COMMON SHARES WITHOUT PAR VALUE
This Prospectus Supplement is a supplement to that certain
Prospectus dated January 17, 1997, contained in the Registration
Statement on Form S-4 (File No. 333-09523) filed by The Loewen
Group Inc. ("Loewen"), relating to 5,000,000 Common shares
without par value of Loewen ("Common Shares").

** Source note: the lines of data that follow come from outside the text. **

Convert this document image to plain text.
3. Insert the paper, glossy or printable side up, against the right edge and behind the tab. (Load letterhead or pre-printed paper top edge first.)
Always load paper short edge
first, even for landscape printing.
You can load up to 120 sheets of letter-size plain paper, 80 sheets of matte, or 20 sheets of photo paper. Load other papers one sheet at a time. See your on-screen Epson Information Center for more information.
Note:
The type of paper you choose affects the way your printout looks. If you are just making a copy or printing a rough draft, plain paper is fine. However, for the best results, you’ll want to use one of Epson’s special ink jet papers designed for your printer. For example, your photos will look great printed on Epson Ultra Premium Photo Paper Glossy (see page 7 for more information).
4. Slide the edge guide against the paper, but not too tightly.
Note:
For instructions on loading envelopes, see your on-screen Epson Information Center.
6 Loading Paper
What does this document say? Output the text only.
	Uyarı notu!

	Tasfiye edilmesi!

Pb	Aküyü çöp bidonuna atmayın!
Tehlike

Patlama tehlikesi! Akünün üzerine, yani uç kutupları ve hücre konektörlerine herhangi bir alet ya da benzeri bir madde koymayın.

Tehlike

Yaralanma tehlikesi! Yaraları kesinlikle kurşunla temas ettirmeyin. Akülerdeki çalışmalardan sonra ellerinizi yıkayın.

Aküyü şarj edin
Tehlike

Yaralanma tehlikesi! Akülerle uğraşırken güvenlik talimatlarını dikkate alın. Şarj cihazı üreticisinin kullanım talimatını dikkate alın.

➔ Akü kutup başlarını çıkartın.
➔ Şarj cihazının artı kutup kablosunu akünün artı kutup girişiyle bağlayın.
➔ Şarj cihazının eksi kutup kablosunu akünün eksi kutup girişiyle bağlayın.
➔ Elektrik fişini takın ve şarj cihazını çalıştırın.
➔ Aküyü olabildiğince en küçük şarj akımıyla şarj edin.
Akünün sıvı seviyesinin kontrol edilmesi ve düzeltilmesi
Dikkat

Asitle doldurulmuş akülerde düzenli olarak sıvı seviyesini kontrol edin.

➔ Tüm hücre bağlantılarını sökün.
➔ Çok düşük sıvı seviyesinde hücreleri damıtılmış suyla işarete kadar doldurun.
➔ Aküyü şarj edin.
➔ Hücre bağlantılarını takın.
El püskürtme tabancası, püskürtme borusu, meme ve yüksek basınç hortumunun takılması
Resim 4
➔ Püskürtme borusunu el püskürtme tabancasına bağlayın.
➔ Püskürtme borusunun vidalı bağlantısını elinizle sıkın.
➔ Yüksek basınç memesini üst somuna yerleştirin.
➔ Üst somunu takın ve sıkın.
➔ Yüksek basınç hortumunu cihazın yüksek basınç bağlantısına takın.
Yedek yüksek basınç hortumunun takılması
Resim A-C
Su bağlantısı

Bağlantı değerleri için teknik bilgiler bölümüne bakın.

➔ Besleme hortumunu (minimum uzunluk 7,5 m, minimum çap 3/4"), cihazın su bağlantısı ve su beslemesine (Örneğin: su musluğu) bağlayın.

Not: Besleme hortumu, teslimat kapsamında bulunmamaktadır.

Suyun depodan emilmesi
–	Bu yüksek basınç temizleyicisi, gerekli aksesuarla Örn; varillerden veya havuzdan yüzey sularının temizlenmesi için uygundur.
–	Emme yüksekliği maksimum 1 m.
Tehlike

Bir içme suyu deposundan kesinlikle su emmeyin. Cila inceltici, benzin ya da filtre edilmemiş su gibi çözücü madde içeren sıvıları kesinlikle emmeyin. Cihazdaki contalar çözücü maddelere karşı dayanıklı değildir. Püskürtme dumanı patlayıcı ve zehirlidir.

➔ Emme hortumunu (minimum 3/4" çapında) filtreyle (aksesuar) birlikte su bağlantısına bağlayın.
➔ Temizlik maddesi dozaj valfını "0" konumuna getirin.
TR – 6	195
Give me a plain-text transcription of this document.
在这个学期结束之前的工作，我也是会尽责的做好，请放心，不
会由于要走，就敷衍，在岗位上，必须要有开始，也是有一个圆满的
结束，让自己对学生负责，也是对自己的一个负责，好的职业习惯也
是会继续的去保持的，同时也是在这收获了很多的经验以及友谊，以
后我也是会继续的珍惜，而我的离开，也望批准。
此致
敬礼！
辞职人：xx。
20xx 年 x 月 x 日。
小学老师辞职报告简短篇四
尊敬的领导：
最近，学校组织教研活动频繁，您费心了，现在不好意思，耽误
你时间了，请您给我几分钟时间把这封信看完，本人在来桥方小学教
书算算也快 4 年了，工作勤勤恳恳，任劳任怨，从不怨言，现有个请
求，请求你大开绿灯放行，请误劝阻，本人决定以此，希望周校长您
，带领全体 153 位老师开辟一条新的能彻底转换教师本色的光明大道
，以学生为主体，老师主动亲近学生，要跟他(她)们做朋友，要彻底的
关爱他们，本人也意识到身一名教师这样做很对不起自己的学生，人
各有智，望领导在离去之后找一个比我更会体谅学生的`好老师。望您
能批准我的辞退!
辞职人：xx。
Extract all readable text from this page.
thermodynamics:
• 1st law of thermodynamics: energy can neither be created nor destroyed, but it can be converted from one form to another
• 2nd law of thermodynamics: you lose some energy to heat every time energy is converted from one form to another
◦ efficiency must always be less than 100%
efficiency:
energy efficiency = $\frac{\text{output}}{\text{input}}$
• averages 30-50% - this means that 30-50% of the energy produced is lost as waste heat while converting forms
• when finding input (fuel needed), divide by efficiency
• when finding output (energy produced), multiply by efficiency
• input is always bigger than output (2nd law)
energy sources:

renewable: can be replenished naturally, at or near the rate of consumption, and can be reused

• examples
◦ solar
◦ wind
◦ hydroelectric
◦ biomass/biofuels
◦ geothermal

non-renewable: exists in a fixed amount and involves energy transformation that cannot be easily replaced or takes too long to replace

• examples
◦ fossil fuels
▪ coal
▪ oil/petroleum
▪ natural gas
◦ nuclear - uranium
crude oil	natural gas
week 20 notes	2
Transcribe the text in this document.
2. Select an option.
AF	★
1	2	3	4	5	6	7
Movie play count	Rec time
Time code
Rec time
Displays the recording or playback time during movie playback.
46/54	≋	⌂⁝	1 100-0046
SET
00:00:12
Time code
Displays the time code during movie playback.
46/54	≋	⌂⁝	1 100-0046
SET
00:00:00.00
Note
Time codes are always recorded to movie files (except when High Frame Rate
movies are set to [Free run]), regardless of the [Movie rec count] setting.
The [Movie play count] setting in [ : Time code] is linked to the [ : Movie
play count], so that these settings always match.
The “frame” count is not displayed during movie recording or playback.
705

This Prospectus Supplement relates to 114,486 Common Shares
(the "Subject Shares") issued by Loewen on July 10, 1997 (the
"Issue Date"), pursuant to that certain Merger Agreement, dated
as of June 20, 1997 (the "Agreement"), by and among Loewen,
Cemetery Investments, Inc., a Virginia corporation (the "Acquired
Company"), Roosevelt Acquisition, Inc., a Virginia corporation
and a wholly-owned subsidiary of Loewen, The Benjamin J. Levy
Revocable Living Trust, K. Frank Smith, and Benjamin J. Levy
pursuant to which Loewen acquired all of the then outstanding
shares of capital stock of the Acquired Company (the "Acquired
Shares").
The Subject Shares were issued by Loewen to the holders of
the Acquired Shares as payment of a portion of the purchase
price for the Acquired Shares, based on the weighted average
price of the Common Shares on the New York Stock Exchange over
the five trading days immediately preceding the Closing Date
(as defined in the Agreement), approximately $34.94 per share.
All of the Subject Shares have been approved for listing on
the New York Stock Exchange, The Toronto Stock Exchange and The
Montreal Exchange. However, the Subject Shares may not be resold
in Canada or to a Canadian resident within a period of 40 days
after the Issue Date.
THE DATE OF THIS PROSPECTUS SUPPLEMENT IS JULY 14, 1997.